Iger didn’t comment on ESPN’s specific sports rights negotiations, including its current talks with the NBA. But, he said, “We have passed on things. We knew we couldn’t buy everything.” That said, ESPN has “the most in terms of volume and the most in terms of audience engagement.”

“We aim to manage a portfolio of rights that will enable ESPN to maintain a leadership position in sports,” Iger said. In that way, “you protect your economics… If you’re a sports fan, you need ESPN.”

For the first three months of 2024, Disney’s entertainment streaming biz — comprising Disney+, Hulu and Disney+ Hotstar — turned in its first operating profit. Overall, the direct-to-consumer segment was still in the red due to a loss at ESPN+; the company said it’s on track to achieve streaming profitability by the September 2024 quarter.
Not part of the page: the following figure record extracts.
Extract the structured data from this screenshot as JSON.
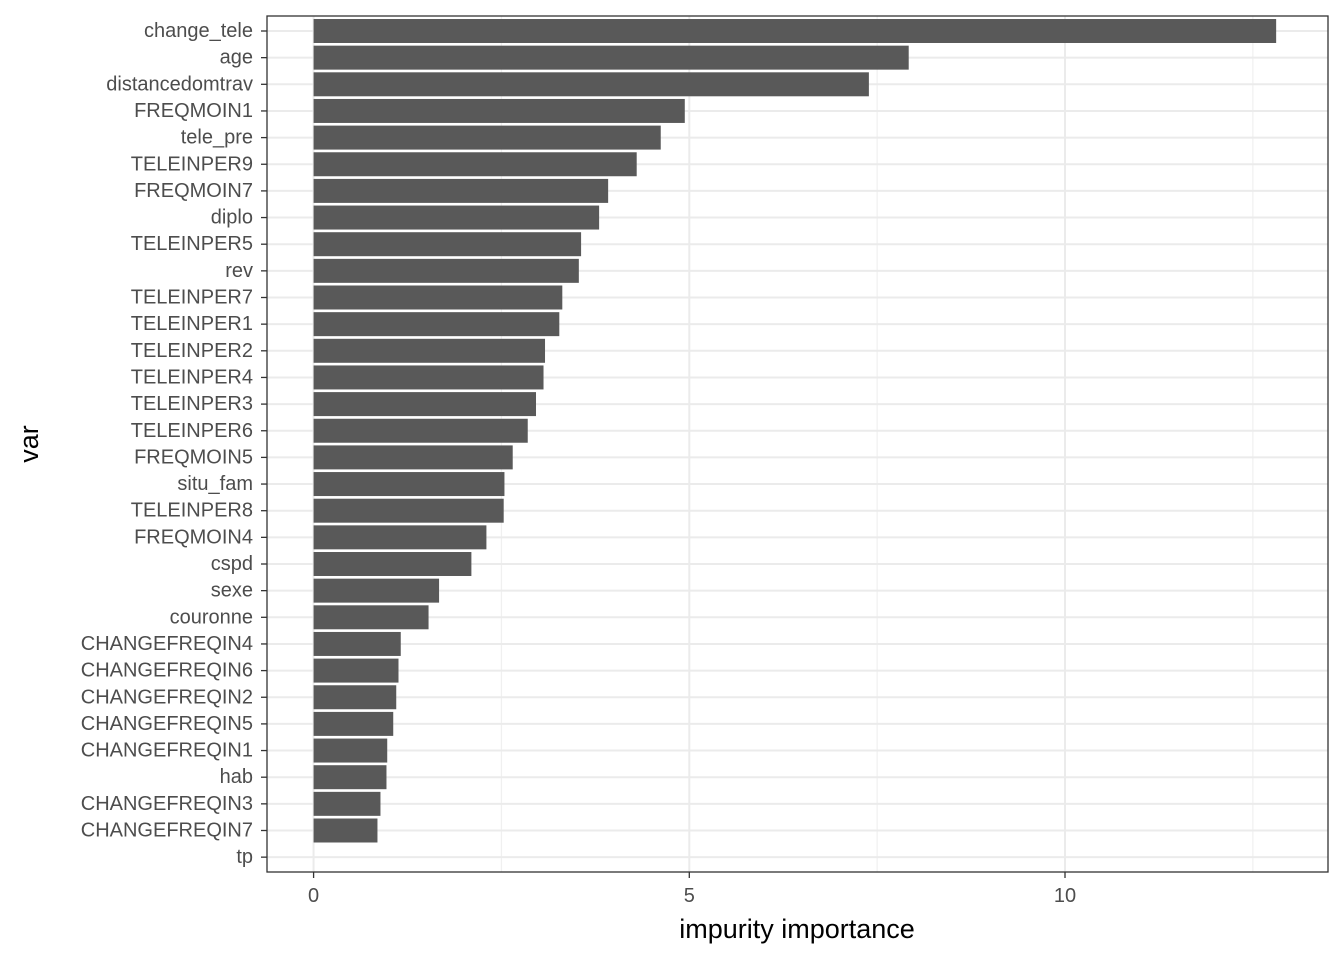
{
  "chart_data": {
    "type": "bar",
    "orientation": "horizontal",
    "xlabel": "impurity importance",
    "ylabel": "var",
    "xlim": [
      -0.62,
      13.5
    ],
    "x_ticks": [
      0,
      5,
      10
    ],
    "x_tick_labels": [
      "0",
      "5",
      "10"
    ],
    "grid": true,
    "theme": "black-and-white",
    "bar_color": "#595959",
    "categories": [
      "change_tele",
      "age",
      "distancedomtrav",
      "FREQMOIN1",
      "tele_pre",
      "TELEINPER9",
      "FREQMOIN7",
      "diplo",
      "TELEINPER5",
      "rev",
      "TELEINPER7",
      "TELEINPER1",
      "TELEINPER2",
      "TELEINPER4",
      "TELEINPER3",
      "TELEINPER6",
      "FREQMOIN5",
      "situ_fam",
      "TELEINPER8",
      "FREQMOIN4",
      "cspd",
      "sexe",
      "couronne",
      "CHANGEFREQIN4",
      "CHANGEFREQIN6",
      "CHANGEFREQIN2",
      "CHANGEFREQIN5",
      "CHANGEFREQIN1",
      "hab",
      "CHANGEFREQIN3",
      "CHANGEFREQIN7",
      "tp"
    ],
    "values": [
      12.81,
      7.92,
      7.39,
      4.94,
      4.62,
      4.3,
      3.92,
      3.8,
      3.56,
      3.53,
      3.31,
      3.27,
      3.08,
      3.06,
      2.96,
      2.85,
      2.65,
      2.54,
      2.53,
      2.3,
      2.1,
      1.67,
      1.53,
      1.16,
      1.13,
      1.1,
      1.06,
      0.98,
      0.97,
      0.89,
      0.85,
      0.0
    ]
  }
}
Following the earnings report last week, the media conglomerate’s stock fell on weak guidance for its theme parks for the June quarter and the ongoing decline of its TV business. Iger, commenting on the Disney theme parks business, said, “What you have to realize is that we’ve had double-digit revenue growth in that business for some time… I want to emphasize we can grow these businesses nicely.” The parks business also will see some one-time expenses in the June and September quarters. Backing out those one-time costs, Disney expects operating income in fiscal Q3 to be in the mid-to-high single-digit range and to increase double-digits for Q4.

“I’m bullish on the [theme parks] business, but I’m also realistic about it,” Iger said.

Last month, after a contentious, months-long proxy fight by activist investor Nelson Peltz, Iger and the other incumbent Disney-backed board members won reelection by a wide margin at the annual shareholders meeting. Peltz’s Trian Partners unsuccessfully lobbied to get a pair of board seats, arguing that Disney’s poor stock performance necessitated directors with fresh thinking.